Merle Kilgore would, in fact, also claim to have had seen evidence that Horton had made it to the great beyond. According to Kilgore's story, on the night that the two men had been backstage together--the last night Kilgore saw Horton alive--Horton told him that he wanted, if possible, to make contact with Kilgore from beyond the grave. In order to do this, Horton suggested that he would contact his friend with a strange, almost nonsensical phrase, that only he would recognize: "The drummer is a rummer and he can't keep the beat."

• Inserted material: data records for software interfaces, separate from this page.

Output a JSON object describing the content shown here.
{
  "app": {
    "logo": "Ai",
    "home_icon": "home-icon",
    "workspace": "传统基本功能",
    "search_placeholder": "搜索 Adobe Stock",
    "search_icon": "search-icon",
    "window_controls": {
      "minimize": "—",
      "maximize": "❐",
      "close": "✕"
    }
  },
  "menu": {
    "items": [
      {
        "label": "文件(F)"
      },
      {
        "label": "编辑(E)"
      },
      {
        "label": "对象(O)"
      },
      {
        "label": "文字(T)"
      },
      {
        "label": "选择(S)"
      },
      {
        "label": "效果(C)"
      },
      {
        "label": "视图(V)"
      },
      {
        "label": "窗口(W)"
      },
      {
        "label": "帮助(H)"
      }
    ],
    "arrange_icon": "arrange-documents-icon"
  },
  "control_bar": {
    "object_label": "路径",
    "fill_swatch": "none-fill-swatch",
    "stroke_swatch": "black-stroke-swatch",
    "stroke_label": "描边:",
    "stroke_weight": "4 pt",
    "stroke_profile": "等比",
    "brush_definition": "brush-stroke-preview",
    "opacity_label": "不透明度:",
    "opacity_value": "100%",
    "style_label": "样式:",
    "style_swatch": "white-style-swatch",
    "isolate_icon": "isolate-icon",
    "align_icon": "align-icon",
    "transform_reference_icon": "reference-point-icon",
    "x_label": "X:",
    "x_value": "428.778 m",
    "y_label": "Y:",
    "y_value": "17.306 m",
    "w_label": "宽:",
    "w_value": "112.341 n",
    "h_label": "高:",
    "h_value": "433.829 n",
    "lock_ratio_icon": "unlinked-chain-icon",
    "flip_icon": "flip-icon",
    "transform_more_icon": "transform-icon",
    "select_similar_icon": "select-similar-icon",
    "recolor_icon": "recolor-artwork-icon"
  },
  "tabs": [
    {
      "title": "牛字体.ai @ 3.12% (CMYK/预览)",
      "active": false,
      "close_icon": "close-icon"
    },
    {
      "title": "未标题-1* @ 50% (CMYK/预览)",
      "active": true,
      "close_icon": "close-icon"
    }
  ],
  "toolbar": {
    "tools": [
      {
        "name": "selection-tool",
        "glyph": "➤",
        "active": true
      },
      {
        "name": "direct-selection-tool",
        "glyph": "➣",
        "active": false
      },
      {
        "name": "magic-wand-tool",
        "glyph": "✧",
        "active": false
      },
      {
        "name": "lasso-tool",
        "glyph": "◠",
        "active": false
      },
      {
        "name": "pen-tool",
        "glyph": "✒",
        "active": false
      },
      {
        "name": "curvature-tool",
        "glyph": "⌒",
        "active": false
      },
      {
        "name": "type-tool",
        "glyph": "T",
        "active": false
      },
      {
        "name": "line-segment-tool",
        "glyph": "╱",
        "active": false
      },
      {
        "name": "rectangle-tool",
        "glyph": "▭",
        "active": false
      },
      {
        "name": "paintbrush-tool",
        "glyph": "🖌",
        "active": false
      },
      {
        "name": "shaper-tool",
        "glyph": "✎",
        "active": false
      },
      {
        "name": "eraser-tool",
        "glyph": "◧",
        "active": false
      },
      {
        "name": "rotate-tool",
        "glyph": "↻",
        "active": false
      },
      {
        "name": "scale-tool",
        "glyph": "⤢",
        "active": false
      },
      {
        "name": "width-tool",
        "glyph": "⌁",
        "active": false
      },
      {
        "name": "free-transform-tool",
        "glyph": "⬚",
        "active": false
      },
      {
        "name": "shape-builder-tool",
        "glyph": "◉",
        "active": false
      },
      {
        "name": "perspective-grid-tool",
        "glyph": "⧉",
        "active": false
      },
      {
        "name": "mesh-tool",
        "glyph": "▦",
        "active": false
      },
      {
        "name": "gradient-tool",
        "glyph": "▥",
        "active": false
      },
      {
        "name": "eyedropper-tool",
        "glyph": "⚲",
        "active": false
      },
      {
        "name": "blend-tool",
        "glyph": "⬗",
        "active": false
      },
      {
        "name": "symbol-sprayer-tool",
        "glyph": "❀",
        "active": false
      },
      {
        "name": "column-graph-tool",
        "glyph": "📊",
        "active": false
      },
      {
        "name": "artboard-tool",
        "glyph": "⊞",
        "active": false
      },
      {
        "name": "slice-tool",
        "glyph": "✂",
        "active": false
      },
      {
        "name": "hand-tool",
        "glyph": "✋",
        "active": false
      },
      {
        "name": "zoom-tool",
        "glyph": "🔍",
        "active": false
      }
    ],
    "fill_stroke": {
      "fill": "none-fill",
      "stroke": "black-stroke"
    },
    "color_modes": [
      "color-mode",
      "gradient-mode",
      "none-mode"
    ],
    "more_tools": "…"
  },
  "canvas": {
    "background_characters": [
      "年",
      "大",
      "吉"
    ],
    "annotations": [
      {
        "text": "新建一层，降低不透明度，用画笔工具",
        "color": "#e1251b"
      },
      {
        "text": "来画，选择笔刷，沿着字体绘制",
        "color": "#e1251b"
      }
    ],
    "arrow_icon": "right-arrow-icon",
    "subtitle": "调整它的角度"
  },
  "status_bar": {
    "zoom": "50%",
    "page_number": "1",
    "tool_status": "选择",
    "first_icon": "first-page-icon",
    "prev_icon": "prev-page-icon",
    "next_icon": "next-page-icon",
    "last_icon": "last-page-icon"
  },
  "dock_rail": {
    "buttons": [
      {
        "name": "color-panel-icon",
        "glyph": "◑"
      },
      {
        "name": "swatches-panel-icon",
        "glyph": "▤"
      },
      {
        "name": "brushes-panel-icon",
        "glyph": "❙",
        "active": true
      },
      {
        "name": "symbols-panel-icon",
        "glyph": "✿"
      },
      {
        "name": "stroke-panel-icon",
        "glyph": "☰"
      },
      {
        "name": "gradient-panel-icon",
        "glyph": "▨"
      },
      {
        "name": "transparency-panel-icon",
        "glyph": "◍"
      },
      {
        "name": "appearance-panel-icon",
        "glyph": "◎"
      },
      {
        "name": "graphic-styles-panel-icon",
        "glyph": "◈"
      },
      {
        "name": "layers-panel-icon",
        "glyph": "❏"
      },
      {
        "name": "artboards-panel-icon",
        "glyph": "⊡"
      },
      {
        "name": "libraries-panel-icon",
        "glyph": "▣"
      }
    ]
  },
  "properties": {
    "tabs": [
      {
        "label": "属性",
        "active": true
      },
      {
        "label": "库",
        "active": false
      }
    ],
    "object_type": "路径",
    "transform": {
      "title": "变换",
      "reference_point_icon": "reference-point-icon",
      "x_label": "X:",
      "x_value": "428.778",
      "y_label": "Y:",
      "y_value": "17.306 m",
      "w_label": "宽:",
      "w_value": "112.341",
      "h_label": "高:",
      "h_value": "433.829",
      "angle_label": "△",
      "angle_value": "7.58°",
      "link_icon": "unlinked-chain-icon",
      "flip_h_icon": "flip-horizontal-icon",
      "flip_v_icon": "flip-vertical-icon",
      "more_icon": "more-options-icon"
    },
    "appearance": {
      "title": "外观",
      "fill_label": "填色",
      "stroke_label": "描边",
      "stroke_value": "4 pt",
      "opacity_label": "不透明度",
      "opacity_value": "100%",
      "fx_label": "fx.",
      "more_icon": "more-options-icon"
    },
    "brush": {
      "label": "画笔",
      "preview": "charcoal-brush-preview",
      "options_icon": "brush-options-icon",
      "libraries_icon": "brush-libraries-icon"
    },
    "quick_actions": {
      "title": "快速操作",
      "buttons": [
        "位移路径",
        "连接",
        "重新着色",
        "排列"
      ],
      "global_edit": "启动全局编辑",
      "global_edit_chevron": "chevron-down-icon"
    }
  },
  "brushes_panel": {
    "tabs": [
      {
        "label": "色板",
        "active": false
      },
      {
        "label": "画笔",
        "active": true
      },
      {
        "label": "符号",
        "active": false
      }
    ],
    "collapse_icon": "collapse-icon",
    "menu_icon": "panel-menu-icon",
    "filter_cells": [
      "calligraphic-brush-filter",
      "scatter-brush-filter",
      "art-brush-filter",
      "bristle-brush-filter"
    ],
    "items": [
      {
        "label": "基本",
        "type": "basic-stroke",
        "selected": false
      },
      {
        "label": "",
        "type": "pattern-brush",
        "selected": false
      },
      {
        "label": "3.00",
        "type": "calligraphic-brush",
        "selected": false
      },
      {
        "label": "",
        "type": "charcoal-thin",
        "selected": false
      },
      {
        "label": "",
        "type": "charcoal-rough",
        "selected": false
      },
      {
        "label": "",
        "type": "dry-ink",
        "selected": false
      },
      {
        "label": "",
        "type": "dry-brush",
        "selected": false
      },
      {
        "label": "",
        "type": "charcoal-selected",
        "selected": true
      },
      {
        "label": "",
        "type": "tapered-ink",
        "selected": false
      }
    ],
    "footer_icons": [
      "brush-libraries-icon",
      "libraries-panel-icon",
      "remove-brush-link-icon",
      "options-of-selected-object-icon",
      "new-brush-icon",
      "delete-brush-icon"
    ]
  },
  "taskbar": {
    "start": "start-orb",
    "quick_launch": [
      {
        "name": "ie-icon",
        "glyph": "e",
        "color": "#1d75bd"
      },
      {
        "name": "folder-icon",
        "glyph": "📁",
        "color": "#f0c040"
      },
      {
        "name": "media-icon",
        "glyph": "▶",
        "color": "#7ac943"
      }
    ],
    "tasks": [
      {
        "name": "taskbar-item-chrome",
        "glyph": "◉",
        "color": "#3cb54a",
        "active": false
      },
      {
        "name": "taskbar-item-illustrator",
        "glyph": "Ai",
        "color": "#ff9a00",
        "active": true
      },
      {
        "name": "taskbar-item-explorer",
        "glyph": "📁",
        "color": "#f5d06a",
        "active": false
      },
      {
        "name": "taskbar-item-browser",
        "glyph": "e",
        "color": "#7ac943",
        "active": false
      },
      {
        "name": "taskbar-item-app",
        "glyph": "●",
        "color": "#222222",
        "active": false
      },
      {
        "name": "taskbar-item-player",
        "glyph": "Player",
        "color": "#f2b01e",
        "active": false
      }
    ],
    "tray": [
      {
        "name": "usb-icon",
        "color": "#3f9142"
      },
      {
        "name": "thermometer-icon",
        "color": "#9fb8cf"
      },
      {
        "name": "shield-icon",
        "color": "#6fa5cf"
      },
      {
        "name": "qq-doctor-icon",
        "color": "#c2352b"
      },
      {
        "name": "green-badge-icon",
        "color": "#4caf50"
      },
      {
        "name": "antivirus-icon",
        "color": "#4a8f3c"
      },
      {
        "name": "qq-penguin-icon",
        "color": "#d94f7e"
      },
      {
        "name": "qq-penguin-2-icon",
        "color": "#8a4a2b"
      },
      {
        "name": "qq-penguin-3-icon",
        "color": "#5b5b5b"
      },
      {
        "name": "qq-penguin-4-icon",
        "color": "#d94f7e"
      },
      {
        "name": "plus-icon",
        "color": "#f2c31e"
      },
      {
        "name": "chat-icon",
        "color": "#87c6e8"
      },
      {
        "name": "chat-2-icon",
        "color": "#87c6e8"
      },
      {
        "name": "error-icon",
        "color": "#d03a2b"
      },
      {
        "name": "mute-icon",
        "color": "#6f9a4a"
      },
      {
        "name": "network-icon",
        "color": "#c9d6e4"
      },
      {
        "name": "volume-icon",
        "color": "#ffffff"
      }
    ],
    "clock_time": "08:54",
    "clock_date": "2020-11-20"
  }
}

Nearly seven years after Horton's death, Kilgore reportedly received a phone call at his home one evening from a man with a northeastern accent. According to biographer Mark Rickert in his book, These Are My People: The Merle Kilgore Story, the man on the telephone had been a member of a small group of spiritualists based in Greenwich Village, New York. During several of their séance sessions, the group had claimed that the spirit of a "cowboy" had visited them, who called himself "Wharton." This deceased cowboy also had a very peculiar message, apparently for a man named "Kilgore." With the help of a DJ at a local radio station, they had found out about Merle Kilgore, and the late country singer Johnny Horton (not "Wharton), and were able to obtain Kilgore's number through an associate of his there at the station.
"Mr. Kilgore, there's more," the man's voice sounded over the receiver. "The spirit of Johnny Horton said to give you this message, and the message is this: 'The drummer is a rummer and he can't keep the beat'."
According to Rickert's account, Kilgore dropped the phone at this point, proclaiming aloud, "Johnny, I got your message!"
If true, it would certainly mark one of the most unusual sets of circumstances ever recorded in the history of American country music, providing only further evidence for the strange appeal for ghostly things that this particular genre seems to maintain.